[Source: CalChamber/HR Watchdog] Last week, the Second District California Court of Appeal ruled that on-call employees are entitled to reporting time pay if they are required to contact the employer to see whether they must actually report to work (Ward v. Tilly’s Inc., CA2/3 B280151 2/4/19).
This significant wage and hour case applies to employees governed by Wage Order 7.
In a class action lawsuit, retail employees claimed that they were entitled to reporting time pay because they were required to call in to find out whether they needed to physically report to work two hours before their scheduled shift would begin.
This ruling is a potential game-changer because this decision:
- Broadens the application of reporting time pay for retail employers — employees must be paid reporting time when they call in to find out if they have to work their shifts instead of physically reporting to work only to find there is no work to be performed.
- Departs from the general rule that on-call pay is only required if the employee is restricted in his or her activities while on-call.

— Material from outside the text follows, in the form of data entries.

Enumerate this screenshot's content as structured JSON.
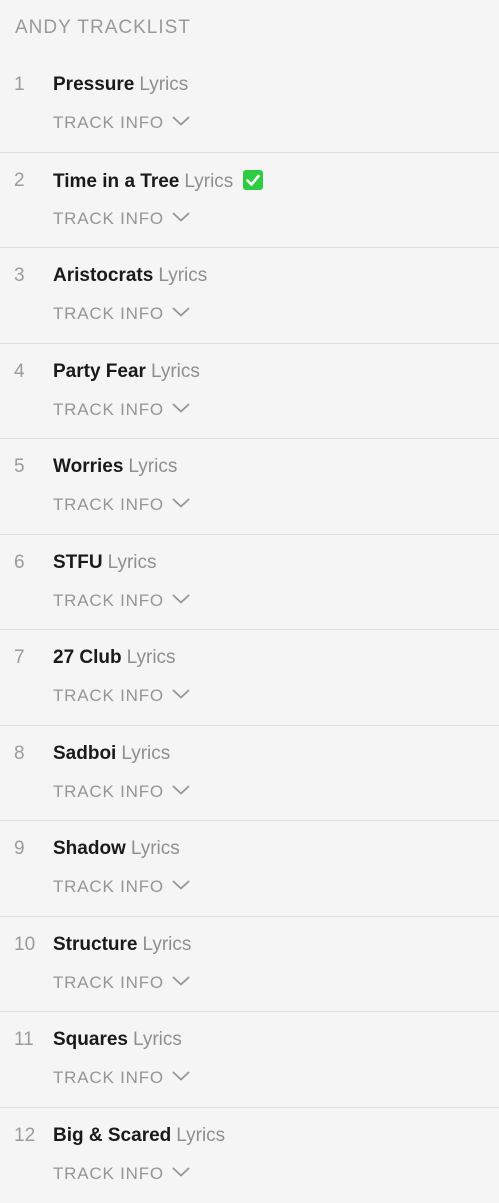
{
  "tracklist": {
    "title": "ANDY TRACKLIST",
    "track_info_label": "TRACK INFO",
    "lyrics_label": "Lyrics",
    "tracks": [
      {
        "number": "1",
        "title": "Pressure",
        "verified": false
      },
      {
        "number": "2",
        "title": "Time in a Tree",
        "verified": true
      },
      {
        "number": "3",
        "title": "Aristocrats",
        "verified": false
      },
      {
        "number": "4",
        "title": "Party Fear",
        "verified": false
      },
      {
        "number": "5",
        "title": "Worries",
        "verified": false
      },
      {
        "number": "6",
        "title": "STFU",
        "verified": false
      },
      {
        "number": "7",
        "title": "27 Club",
        "verified": false
      },
      {
        "number": "8",
        "title": "Sadboi",
        "verified": false
      },
      {
        "number": "9",
        "title": "Shadow",
        "verified": false
      },
      {
        "number": "10",
        "title": "Structure",
        "verified": false
      },
      {
        "number": "11",
        "title": "Squares",
        "verified": false
      },
      {
        "number": "12",
        "title": "Big & Scared",
        "verified": false
      }
    ]
  },
  "colors": {
    "background": "#f5f5f5",
    "verified_badge": "#2ecc40",
    "muted_text": "#959595",
    "title_text": "#1a1a1a"
  },
  "icons": {
    "expand": "chevron-down-icon",
    "verified": "check-badge-icon"
  }
}
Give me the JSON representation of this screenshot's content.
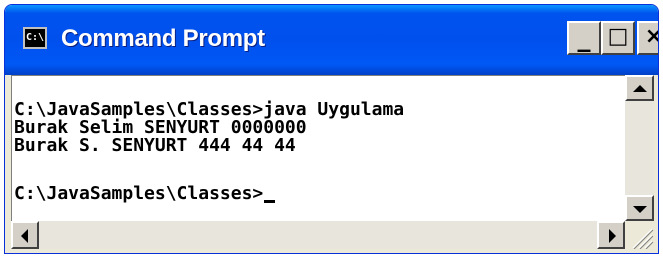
{
  "window": {
    "title": "Command Prompt",
    "icon": "command-prompt-icon",
    "icon_text": "C:\\"
  },
  "controls": {
    "minimize_icon": "minimize-icon",
    "maximize_icon": "maximize-icon",
    "close_icon": "close-icon",
    "minimize_glyph": "_",
    "maximize_glyph": "□",
    "close_glyph": "×"
  },
  "console": {
    "lines": [
      "C:\\JavaSamples\\Classes>java Uygulama",
      "Burak Selim SENYURT 0000000",
      "Burak S. SENYURT 444 44 44",
      "",
      "C:\\JavaSamples\\Classes>"
    ]
  },
  "colors": {
    "titlebar": "#0054e3",
    "console_background": "#ffffff",
    "console_text": "#000000"
  }
}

While this case was brought under Wage Order 7, it is only a matter of time before other courts adopt the same rational for other wage order claims. The court explained:
As thus interpreted, the reporting time pay requirement operates as follows: If an employer directs employees to present themselves for work by physically appearing at the workplace at the shift’s start, then the reporting requirement is triggered by the employee’s appearance at the job site. But if the employer directs employees to present themselves for work by logging on to a computer remotely, or by appearing at a client’s job site, or by setting out on a trucking route, then the employee “reports for work” by doing those things.
Employers governed by Wage Order 7 should consult with legal counsel to determine what impact this decision may have on their workplace policies.